A New York–based architectural historian and community urban planner with over thirty years of experience working in cities around the country, Isabel turned to filmmaking as a way to try to democratize the development and planning process. Her films give voice to residents and civic leaders who many times are not heard and bring the larger truth in focus about what creates, and sometimes destroys, our neighborhoods. Made in Brooklyn and Brooklyn Matters have been shown on PBS stations across the country and in Canada. Isabel’s most recent film, Blind Faith, gives voice to a very different community. A personal story which was 14 years in the making about Isabel’s daughter, Anna, and her blind father, David; the film traces complex, deepening, and changing family relationships and shows the everyday but often invisible challenges that the blind community faces.
Films by Isabel Hill
Blind Faith follows the stirring personal journey, both intimate and universal, of a man coming to terms with his disability and struggling with the roles of father, husband, and successful entrepreneur, breaking through the myths of blindness and broadening our understanding of the complex hidden realities facing the blind community.
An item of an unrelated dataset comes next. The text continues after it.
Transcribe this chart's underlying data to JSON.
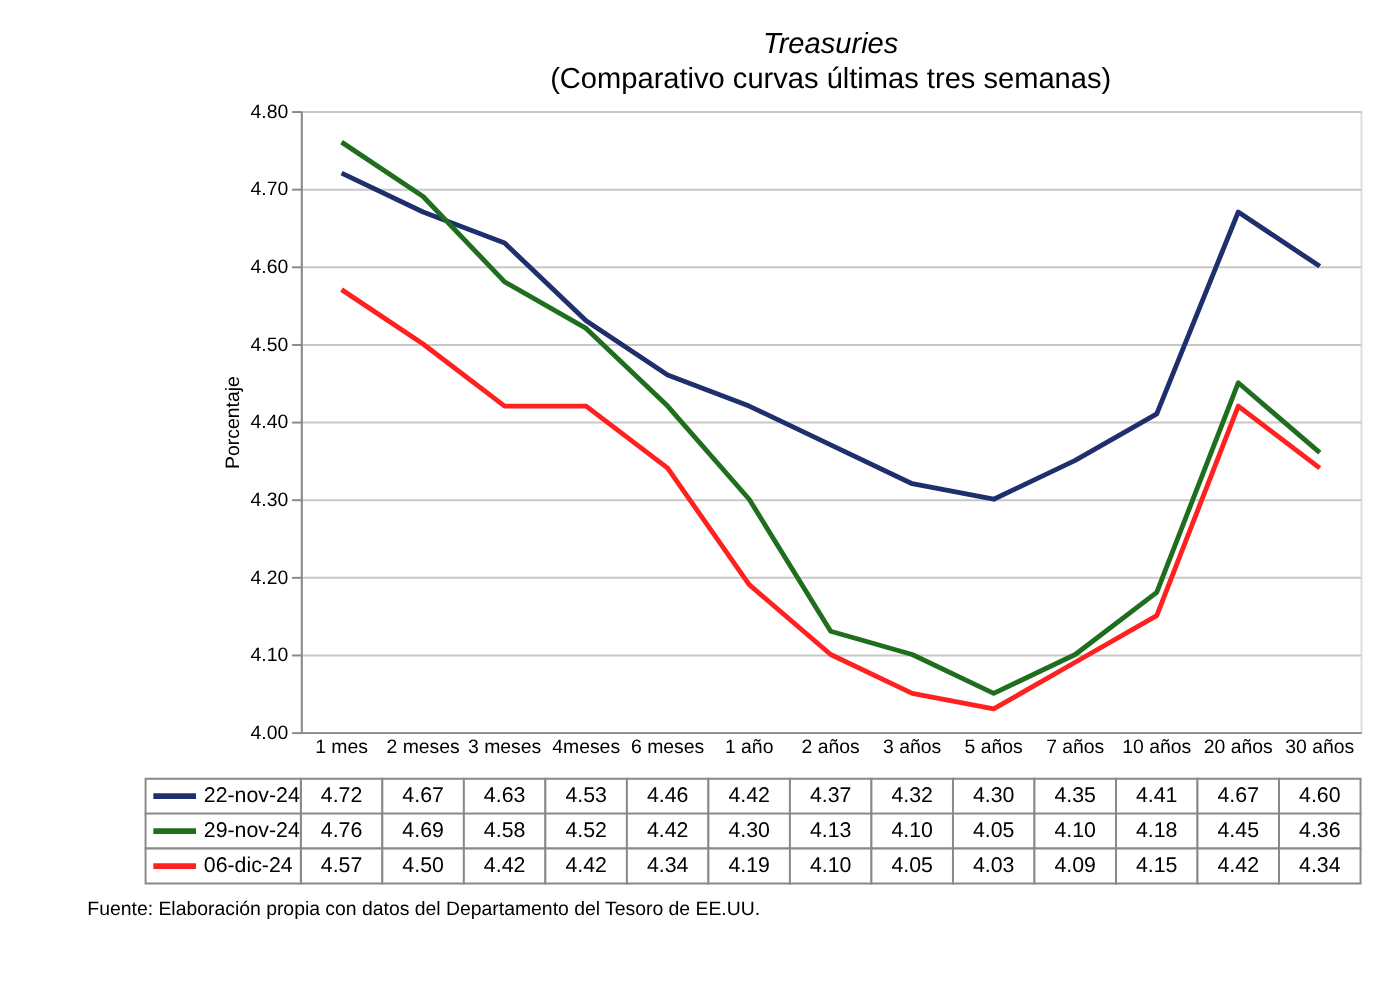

Brooklyn Matters is a riveting look at how big real estate, politics, community voices, and the desperate need for jobs and affordable housing clash in one of the largest development proposals in the history of New York City. The film is important for anyone concerned with who has a voice and who has a vote in shaping the future of our cities.
The compelling stories of factories that flourish in Brooklyn challenge the notion that manufacturing is dead in America. Workers reveal how their jobs bring not only regular paychecks but meaningful relationships, enhanced self-esteem, and pride in themselves and their products.